Authoring Effectivity for Two Scopes on One BOM

If we take a look at the Effectivity editor, we'll see that there's an existing row describing an effectivity condition for the Aras Part BOM Scope. We can easily add a new row here to define another condition under our new scope.

  1. Click on the button to add a new row
  2. In the Effectivity Scope field, enter Part BOM Manufacturing Scope
  3. In the Effectivity Expression field, enter some expression such as Batch = 123 AND Date = [10/8/2020] AND Location = Detroit
  4. Click Apply to save this condition

We'll see that in the Effectivity Pane, a new row was added with our provided effectivity criteria. Additionally, we can see that there is now a comma separated list in the main grid showing all of our effectivity criteria together.

As a note here, it's also possible and sometimes encouraged to add multiple rows of effectivity criteria for the same scope. In our example, perhaps this same part is used in multiple different batches that were created on multiple different dates in multiple locations. We could write this using only one very long expression but that added complexity could quickly make it hard to maintain. Instead, we could just add a new row for each batch.

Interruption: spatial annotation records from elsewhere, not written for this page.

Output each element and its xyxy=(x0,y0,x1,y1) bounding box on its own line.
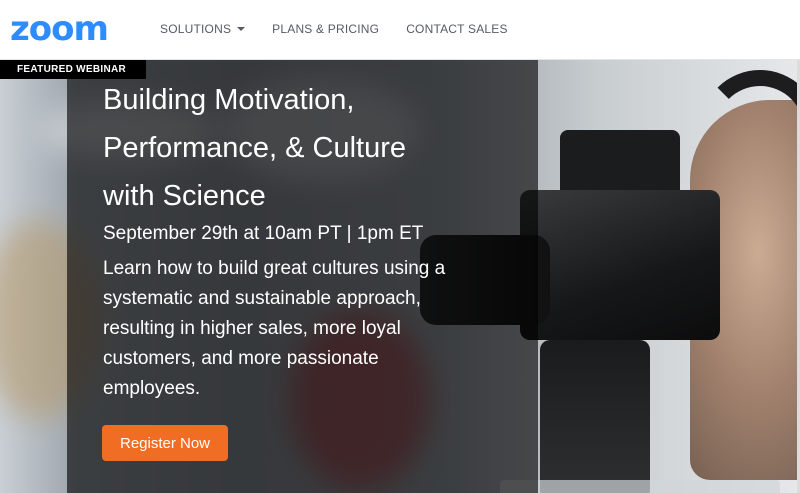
title-line: Building Motivation, xyxy=(103,84,355,116)
title-line: Performance, & Culture xyxy=(103,132,407,164)
camera-body-shape xyxy=(520,190,720,340)
nav-solutions[interactable]: SOLUTIONS xyxy=(160,22,246,36)
description-line: systematic and sustainable approach, xyxy=(103,288,421,309)
tripod-shape xyxy=(540,340,650,493)
featured-webinar-badge: FEATURED WEBINAR xyxy=(0,60,146,79)
description-line: resulting in higher sales, more loyal xyxy=(103,318,401,339)
nav-contact-sales-label: CONTACT SALES xyxy=(406,22,508,36)
nav-plans-pricing[interactable]: PLANS & PRICING xyxy=(272,22,379,36)
webinar-date: September 29th at 10am PT | 1pm ET xyxy=(103,223,424,244)
main-nav: SOLUTIONS PLANS & PRICING CONTACT SALES xyxy=(160,22,535,36)
description-line: customers, and more passionate xyxy=(103,348,379,369)
nav-plans-pricing-label: PLANS & PRICING xyxy=(272,22,380,36)
chevron-down-icon xyxy=(237,27,246,31)
nav-solutions-label: SOLUTIONS xyxy=(160,22,232,36)
nav-contact-sales[interactable]: CONTACT SALES xyxy=(406,22,508,36)
site-header: zoom SOLUTIONS PLANS & PRICING CONTACT S… xyxy=(0,0,800,60)
description-line: employees. xyxy=(103,378,201,399)
description-line: Learn how to build great cultures using … xyxy=(103,258,446,279)
webinar-description: Learn how to build great cultures using … xyxy=(103,254,513,404)
zoom-logo[interactable]: zoom xyxy=(10,12,109,46)
title-line: with Science xyxy=(103,180,266,212)
register-now-button[interactable]: Register Now xyxy=(102,425,228,461)
desk-shape xyxy=(500,480,780,493)
webinar-title: Building Motivation, Performance, & Cult… xyxy=(103,76,523,220)
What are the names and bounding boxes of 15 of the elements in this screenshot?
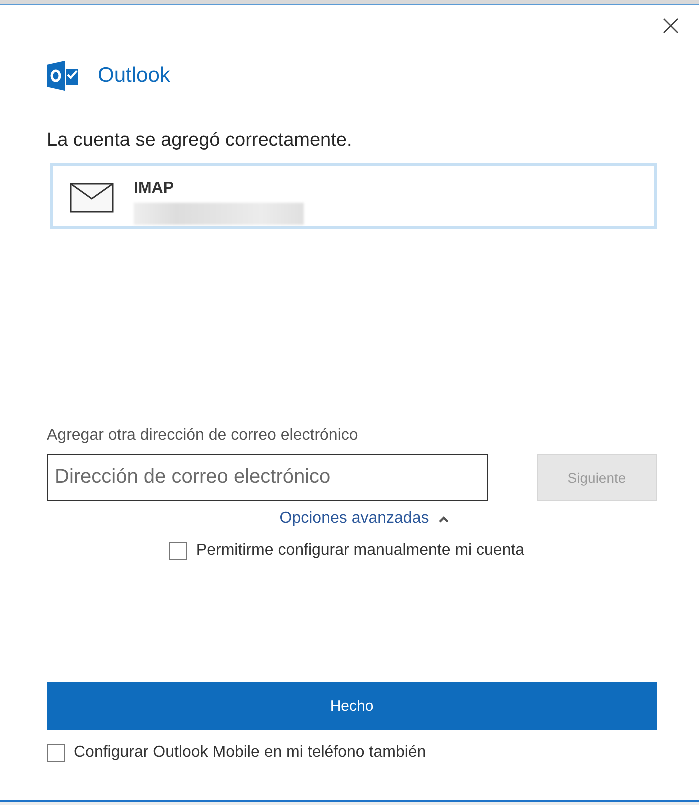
advanced-options-link[interactable]: Opciones avanzadas xyxy=(280,510,430,528)
envelope-icon xyxy=(70,183,114,213)
checkbox-label: Permitirme configurar manualmente mi cuenta xyxy=(196,542,525,560)
chevron-icon[interactable] xyxy=(439,516,450,522)
checkbox[interactable] xyxy=(169,542,188,560)
email-field[interactable]: Dirección de correo electrónico xyxy=(47,454,488,501)
checkbox-label: Configurar Outlook Mobile en mi teléfono también xyxy=(74,744,426,762)
close-icon[interactable] xyxy=(663,18,679,34)
checkbox[interactable] xyxy=(47,744,65,762)
app-name: Outlook xyxy=(98,64,170,88)
field-label: Agregar otra dirección de correo electrónico xyxy=(47,427,360,445)
success-message: La cuenta se agregó correctamente. xyxy=(47,130,354,152)
done-button[interactable]: Hecho xyxy=(47,682,657,730)
account-type: IMAP xyxy=(134,180,175,198)
outlook-logo-icon xyxy=(47,60,79,92)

  1. Click on the button to add a new row
  2. In the Effectivity Scope field, enter Part BOM Manufacturing Scope
  3. In the Effectivity Expression field, enter some expression such as Batch = 234 AND Date = [10/15/2020] AND Location = Detroit

When we choose to filter the results, this BOM will be returned if either of these expressions match our criteria. For example, if we choose the filters below, the item will still be returned when the BOM is resolved because it matches our first effectivity condition.


One thing to keep in mind is that each expression on the item is treated as an individual entity even if they both belong to the same scope. For example, we can select the filters below where the Batch matches one of the expressions and the Date matches another, but the combination of Batch and Date does not match any of the expressions.


If we apply this criteria, we will see that the BOM is not returned when the structure is resolved.

Two Effec Scopes with the Same Variable

At the beginning of this design process, we decided to re-use the Date variable from the default Aras Part BOM Scope for our custom scope. In practice, this effectively functions as if there were two different Dates. Let's look at a BOM that has two different expressions: one for each Scope.

Now if we try to resolve this structure under our Part Manufacturing Scope with the date 10/1/2020, we'll notice that the BOM is not returned when the structure is resolved. While this BOM does have an expression referencing 10/1/2020, it is only valid under the Aras Part BOM Scope. Similarly, if we try to resolve this structure under the Aras Part BOM Scope with a date of 10/8/2020, the BOM will also not be returned.

Conclusion

Each part of Effectivity Services is fully customizable. Adding new Effectivity Variables or entire new Scopes is quick and simple with the most time consuming part being the actual data entry itself. As we continue to explore Effectivity Services, future blog posts will cover topics like adding effectivity to a brand new ItemType like Part Document. Each business has it's own unique challenges, so go out and try adding a new Effectivity Scope to solve yours.